En Allemagne, selon mon expérience en tant que patient, les médecins (idme en ophtalmologie) prescrivent le petit modèle de médicament (N1). Si le résultat est celui attendu, alors le mod`le N2 ou N3 est préscrit. Dans ce pays, point de prescription pour un mois mais en grandeur d eboite: une seule boite par ordonnace du même produit ne peut être prescrit. POur par aler tous les 4 matins, pour le traitemnet en ophtalmologie, je me laisse prescrire la boite de 6 flacons (quand cela existe et j'ai pour 3 mois), sinon celui de 3 flacons (pour 6 semaines).

Le pharmacien gagne plus en vendant le plus souvent régulièrement la petite boite que la grande, car il touche un forfait par vente de boite (donc 3X1 flacon lui apporte plus que 1X3 flacons). Mais il comprend et m'aide à trouver le modèle adéquat, sympa non?

Pour y arriver et comprendre un peu le système, cela m#a pris des années. Parfois j'ai ras le bol, surtout que je dois me dérouiller entre caisse privé et caisse obligatoire d'assurance de maladie - encore deux monde différents.

Quand je croise un autre de se que je surnomme la "ligue des arthroses marcheurs", notre discours est identique la marche aide, les programme des assurances de maladies inutiles et un chien (compagnon, console, besoin de sortir quotidiennement d'où marcher régulièrement, etc) bien plus utile pour la santé que tout le reste (leur programme de "fitness" et se bouger, afin de diminuer les médicaments).

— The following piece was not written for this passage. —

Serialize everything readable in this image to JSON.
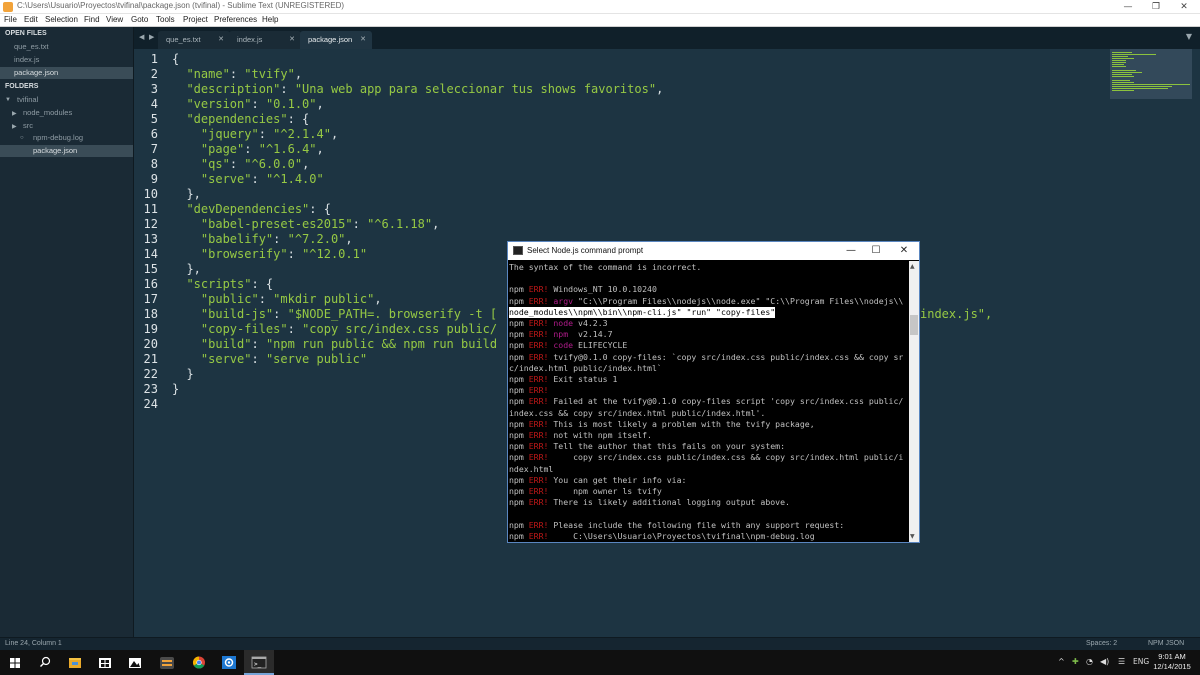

Je crois que le monde est complètement à l'envers. Pour votre patiente, je lui souhaite de pouvoir s'acheter es lunettes et surtout ne plus se laisser faire angoissé par ces centres (peut-être est-ce l'explication de la différence de mesure).

Bonne soirée à tous

Popper31 a dit…

cher JCG j'ai cru comprendre que tu es abonné au BMJ et je viens de voir passer l'abstract d'un article de Iona EATH intitulé : overdiagnosis : when good intentions meet vested interest, qui me semble bien en accord avec ce billet et pas mal d'autres de ce blog. Comme en plus il évoque les impératifs Popperiens oubliés qui me sont chers !!..Il est quand même vendu 30 euros... pour quelqu'un qui a du mal avec l'anglais, ce me semble un peu cher pour payer sans savoir de quoi il retourne , donc ton avis me serait précieux si il te tombe sous la main .Merci d'avance.

armance a dit…

Du même ordre, très récemment: un patient diabétique connu, à qui la CPAM a d'ailleurs accordé l'ALD, traité par diététique seule a une HbA1c à 6,5%, qui témoigne donc d'un équilibre de son diabète.
Il est a dressé suite à un bilan de sécu pour "anomalie de la glycémie": glycémie matinale à 1,30g/l.
La sécu dépiste donc une pathologie qui existe déjà chez le patient et qui est déjà prise en charge avec un résultat satisfaisant.

JC GRANGE a dit…

@Popper31 Il faut m'envoyer un mel...

Dr Bill a dit…

@docteur 16.
Ben ça alors !!!!!! Un billet sur une personne en ÂME qui va avoir la CMU et pas un seul commentaire à ce sujet .
Sans doute ceux qui lisent ce blog ont ils déjà compris l,importance de l'accès aux soins.
Sur le fond, les centres d'examen de santé peuvent malgré tout avoir une utilité pour des personnes en situation de précarité et de difficulté d'accès aux soins. Il s'agit alors d'une porte d'entrée qui va déboucher de toute façon par une consultation chez le généraliste.
Mais, hélas, ce sont qui en ont le moins besoin qui fréquentent ces centres !!!!!

JC GRANGE a dit…

@ drbill Je n'ai pas voulu alourdir mon propos.